Pousser jusqu’à ses propres limites
Après deux vols d’évaluation dans les programmes inconnus, Jonas Langenegger a pu se classer à la 6e place avec deux pilotes français, les points entre les rangs 4 et 6 étant très proches les uns des autres. Qu’est-ce que cela représente pour un pilote de voltige aérienne de pousser jusqu’à ses limites physiques ? « Bien sûr, il faut être en forme pour pouvoir supporter de fortes accélération négatives », répond le jeune homme de 29 ans. Jonas fait beaucoup de vélo, de l’escalade en salle, mais aussi de la randonnée et du jogging. « Je n’ai toutefois pas suivi d’entraînement physique spécifique pour les championnats du monde. Pendant la compétition, j’ai fait un peu de jogging tôt le matin avec Valeria et mes coéquipiers, et au dîner, je me suis retenu de boire du vin rouge, même si nous étions en France ». Tout cela semble très décontracté. Trop décontracté ? Dans un documentaire de la SRF datant de 2019, son entraîneur de voltige de l’époque, Jochen Reuter, s’exprime en disant que le « gamin » est certes très talentueux, mais qu’il a parfois l’impression que tout lui vient tout seul. En effet, Jonas Langenegger donne l’impression d’être très détendu lors des entretiens personnels. Cela l’aide dans les situations de stress, comme lors de son cinquième vol d’évaluation : lors d’un remorquage en France, Jonas Langenegger s’est rendu compte juste avant de larguer le remorqueur, que son tachymètre n’indiquait que 80 km/h, ce qui ne pouvait pas être le cas.

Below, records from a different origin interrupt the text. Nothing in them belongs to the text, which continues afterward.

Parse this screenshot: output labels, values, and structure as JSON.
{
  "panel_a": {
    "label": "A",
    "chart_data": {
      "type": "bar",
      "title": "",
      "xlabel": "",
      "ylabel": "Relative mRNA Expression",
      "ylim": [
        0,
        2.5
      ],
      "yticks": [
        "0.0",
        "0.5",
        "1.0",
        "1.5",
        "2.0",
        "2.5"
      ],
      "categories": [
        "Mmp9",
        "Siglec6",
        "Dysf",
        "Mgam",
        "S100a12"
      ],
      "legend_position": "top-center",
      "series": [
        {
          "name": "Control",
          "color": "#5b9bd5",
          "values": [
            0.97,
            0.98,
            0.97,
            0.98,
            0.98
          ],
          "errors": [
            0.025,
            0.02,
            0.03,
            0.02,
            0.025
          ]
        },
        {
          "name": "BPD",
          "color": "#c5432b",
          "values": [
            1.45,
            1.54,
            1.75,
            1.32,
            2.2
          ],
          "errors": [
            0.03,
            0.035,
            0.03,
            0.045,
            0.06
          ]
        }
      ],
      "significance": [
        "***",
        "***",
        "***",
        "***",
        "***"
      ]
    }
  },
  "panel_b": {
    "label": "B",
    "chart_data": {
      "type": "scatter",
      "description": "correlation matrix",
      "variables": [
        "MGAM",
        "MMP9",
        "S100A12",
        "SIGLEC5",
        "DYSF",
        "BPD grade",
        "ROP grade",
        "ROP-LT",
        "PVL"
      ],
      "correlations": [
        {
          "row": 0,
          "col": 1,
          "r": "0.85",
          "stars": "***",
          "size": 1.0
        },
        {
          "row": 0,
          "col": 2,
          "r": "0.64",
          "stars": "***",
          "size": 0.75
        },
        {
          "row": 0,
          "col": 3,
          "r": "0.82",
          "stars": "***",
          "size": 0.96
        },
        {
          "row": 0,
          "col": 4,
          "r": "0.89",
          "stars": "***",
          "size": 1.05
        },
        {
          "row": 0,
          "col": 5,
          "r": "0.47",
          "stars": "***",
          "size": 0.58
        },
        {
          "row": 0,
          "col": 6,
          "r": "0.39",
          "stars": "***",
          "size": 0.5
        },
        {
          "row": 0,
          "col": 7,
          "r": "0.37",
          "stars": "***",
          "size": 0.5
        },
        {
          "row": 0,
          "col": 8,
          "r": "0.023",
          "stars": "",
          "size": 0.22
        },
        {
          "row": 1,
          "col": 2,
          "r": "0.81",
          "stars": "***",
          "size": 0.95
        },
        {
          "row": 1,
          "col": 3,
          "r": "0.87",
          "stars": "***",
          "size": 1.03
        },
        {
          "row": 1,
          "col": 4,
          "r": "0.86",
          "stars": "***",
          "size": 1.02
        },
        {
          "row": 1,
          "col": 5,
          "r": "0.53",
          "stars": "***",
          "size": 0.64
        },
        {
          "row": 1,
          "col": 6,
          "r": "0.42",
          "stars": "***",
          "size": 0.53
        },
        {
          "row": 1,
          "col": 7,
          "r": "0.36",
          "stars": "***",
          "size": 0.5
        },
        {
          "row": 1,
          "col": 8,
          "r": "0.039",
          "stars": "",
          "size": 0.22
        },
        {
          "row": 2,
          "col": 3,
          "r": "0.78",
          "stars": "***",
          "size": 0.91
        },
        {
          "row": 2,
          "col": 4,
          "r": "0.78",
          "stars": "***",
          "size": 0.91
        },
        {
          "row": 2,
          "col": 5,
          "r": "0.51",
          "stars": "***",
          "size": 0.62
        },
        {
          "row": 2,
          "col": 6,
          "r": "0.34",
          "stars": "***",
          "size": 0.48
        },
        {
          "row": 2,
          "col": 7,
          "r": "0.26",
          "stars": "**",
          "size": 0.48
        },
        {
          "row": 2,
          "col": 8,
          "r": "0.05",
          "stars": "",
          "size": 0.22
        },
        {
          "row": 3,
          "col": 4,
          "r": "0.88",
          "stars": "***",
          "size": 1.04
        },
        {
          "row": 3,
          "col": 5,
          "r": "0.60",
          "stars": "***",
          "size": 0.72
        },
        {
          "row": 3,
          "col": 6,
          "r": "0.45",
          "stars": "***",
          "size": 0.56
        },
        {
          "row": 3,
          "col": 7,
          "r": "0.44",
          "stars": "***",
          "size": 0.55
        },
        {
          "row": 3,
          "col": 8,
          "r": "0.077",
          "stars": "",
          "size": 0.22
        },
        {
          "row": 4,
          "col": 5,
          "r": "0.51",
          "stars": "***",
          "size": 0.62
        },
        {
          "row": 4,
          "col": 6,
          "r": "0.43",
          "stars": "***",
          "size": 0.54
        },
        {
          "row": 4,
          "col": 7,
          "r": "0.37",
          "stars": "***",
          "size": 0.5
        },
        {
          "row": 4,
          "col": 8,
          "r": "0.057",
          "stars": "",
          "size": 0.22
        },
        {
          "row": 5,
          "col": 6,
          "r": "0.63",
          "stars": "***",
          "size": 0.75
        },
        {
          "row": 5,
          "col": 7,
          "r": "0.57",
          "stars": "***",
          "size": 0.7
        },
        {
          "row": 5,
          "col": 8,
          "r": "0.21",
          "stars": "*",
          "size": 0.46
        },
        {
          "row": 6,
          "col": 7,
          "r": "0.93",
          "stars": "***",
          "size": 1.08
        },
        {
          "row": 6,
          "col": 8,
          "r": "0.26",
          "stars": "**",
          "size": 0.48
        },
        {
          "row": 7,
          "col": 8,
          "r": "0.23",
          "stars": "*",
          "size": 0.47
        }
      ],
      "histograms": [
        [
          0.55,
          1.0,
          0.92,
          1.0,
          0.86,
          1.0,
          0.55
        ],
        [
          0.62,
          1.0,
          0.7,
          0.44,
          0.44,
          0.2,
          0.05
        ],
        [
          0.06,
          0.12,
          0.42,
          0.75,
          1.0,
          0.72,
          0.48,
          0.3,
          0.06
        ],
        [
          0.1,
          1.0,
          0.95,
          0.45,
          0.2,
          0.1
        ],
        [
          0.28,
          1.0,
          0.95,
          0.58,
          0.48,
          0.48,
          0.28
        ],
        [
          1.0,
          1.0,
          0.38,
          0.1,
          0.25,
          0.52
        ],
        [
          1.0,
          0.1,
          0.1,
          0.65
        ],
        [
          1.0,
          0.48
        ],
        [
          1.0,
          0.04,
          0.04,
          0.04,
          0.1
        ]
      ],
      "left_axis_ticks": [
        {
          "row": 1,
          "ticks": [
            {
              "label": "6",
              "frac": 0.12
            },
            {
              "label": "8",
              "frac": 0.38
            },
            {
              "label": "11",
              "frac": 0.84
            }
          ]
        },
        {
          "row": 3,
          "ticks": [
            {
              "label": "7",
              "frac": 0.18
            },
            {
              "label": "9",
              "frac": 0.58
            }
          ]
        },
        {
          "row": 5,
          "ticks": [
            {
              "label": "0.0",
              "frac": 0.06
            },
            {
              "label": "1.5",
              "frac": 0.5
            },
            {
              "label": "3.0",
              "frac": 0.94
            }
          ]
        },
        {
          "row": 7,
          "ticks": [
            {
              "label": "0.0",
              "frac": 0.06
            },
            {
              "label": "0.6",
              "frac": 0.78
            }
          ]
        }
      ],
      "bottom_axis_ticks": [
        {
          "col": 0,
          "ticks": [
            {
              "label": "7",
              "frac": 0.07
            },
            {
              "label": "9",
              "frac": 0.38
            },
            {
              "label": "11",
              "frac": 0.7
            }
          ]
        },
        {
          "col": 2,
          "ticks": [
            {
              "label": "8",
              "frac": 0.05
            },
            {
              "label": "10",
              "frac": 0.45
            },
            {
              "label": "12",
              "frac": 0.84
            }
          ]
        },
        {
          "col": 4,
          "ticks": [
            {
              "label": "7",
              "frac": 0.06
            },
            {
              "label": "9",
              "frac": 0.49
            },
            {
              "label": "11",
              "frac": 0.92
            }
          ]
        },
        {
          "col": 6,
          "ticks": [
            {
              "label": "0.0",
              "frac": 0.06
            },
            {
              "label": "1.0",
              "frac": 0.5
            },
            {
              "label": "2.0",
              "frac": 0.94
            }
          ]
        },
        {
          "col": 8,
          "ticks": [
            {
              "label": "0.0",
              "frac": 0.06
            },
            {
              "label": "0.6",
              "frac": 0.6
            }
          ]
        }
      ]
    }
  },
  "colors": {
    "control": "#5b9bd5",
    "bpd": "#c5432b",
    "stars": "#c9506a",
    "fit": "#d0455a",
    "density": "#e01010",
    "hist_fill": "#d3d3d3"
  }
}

Meilleur de la journée après une panne
J’ai annoncé par radio que je ne commençais pas le programme et que j’interrompais le vol, j’ai atterri et j’ai attendu le jury technique dans l’avion. Celui-ci a immédiatement contrôlé l’avion dans le hangar, sans que le pilote ne puisse manipuler quoi que ce soit ». Il s’est avéré qu’un insecte avait obstrué un capteur et provoqué l’erreur dans le système, mais qu’aucune faute n’avait été commise par le pilote. Alors que la cheffe d’équipe était tout de même un peu bouleversée intérieurement, Jonas, lui, est resté calme. La seule chose qui l’inquiétait était le fait qu’il n’avait remarqué l’erreur que tardivement. Après la reprise du vol, la cheffe d’équipe est venue le saluer avec un grand sourire, car tout le monde était ravi de ce dernier vol. Plus tard, il s’est avéré qu’il avait remporté la première place du classement du jour. Jonas Langenegger est déjà monté plusieurs fois sur le podium. En 2015, il est devenu champion suisse Advanced de voltige en planeur et, la même année, il a décroché le bronze aux championnats du monde dans la même catégorie. En 2018, il est devenu champion du monde dans la même catégorie et a remporté l’un ou l’autre titre en vol de distance. Cela va-t-il continuer ? Jonas Langenegger déclare, un peu pensif : « L’année prochaine, je renonce à participer aux championnats du monde, car l’investissement est énorme à côté du travail, de la famille et d’autres hobbies ». Mais dans deux ans, il veut retenter sa chance. En tout cas, la concurrence dans la catégorie Unlimited connaît désormais les aptitudes du nouveau venu de 2022.